The Court notes that it is difficult to credit plaintiff's final allegation, in that plaintiff admittedly was able to obtain alternative employment immediately following the termination of her employment with defendant.

[11] In vivid contrast to the "outrage" suffered by plaintiff in the case at bar is the conduct suffered by the plaintiff in Richardson v. Communications Workers of America, 443 F.2d 974 (8th Cir.1971). In Richardson, the employee faced "1,000 `[v]ile and derogatory' signs, constant `chanting, jeering, and gesturing,' a daily `rain of nuts, bolts, and screws thrown at him,' intentional cigarette burns, vandalism of his car and locker, and vulgarities about his wife." Richardson, 443 F.2d at 983 n. 12. It is this sort of conduct to which the Farmer exception is directed.
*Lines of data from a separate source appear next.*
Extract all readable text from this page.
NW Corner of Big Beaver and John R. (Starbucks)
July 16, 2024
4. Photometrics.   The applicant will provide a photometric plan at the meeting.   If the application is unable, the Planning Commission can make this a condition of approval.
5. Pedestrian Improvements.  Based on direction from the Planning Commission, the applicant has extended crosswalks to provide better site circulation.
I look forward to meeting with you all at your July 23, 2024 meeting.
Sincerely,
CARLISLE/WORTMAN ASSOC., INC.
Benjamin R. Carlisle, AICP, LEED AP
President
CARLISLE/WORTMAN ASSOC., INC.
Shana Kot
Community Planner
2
[12] Because none of plaintiff's claims are premised on a specific federal statutory section, the preemptive effects of the RLA have not been rebutted and plaintiff's FELA cause of action will be dismissed. See Jackson v. Consolidated Rail, 717 F.2d at 1049-51 (thorough discussion); Hodges v. Tomberlin, 510 F. Supp. 1280 (S.D.Ga. 1980).

[13] In Allis-Chalmers the Supreme Court recognized several policy concerns which underscore the preemption doctrine. Many of these concerns are applicable here:

(1) the federal interest in interpretive uniformity and predictability requires that collective bargaining agreements be interpreted in light of federal common law of labor relations and not by resort to multi-various state laws;

(2) preemption in the context of the NLRA or RLA preserves the central role of arbitration in our system of industrial self-governance;

(3) were state law allowed to determine the meaning of collective bargaining agreements, the parties would be uncertain what they are binding themselves to, as a result, it would be more difficult to reach agreements, and disputes as to the nature and meaning to be given to the agreements would proliferate;

(4) permitting direct resort to the courts would eviscerate a central tenet of federal labor law, viz., that it is the arbitrator, not the court, who has the responsibility to interpret the labor contract in the first instance.

See Allis-Chalmers, 105 S. Ct. at 1910-16.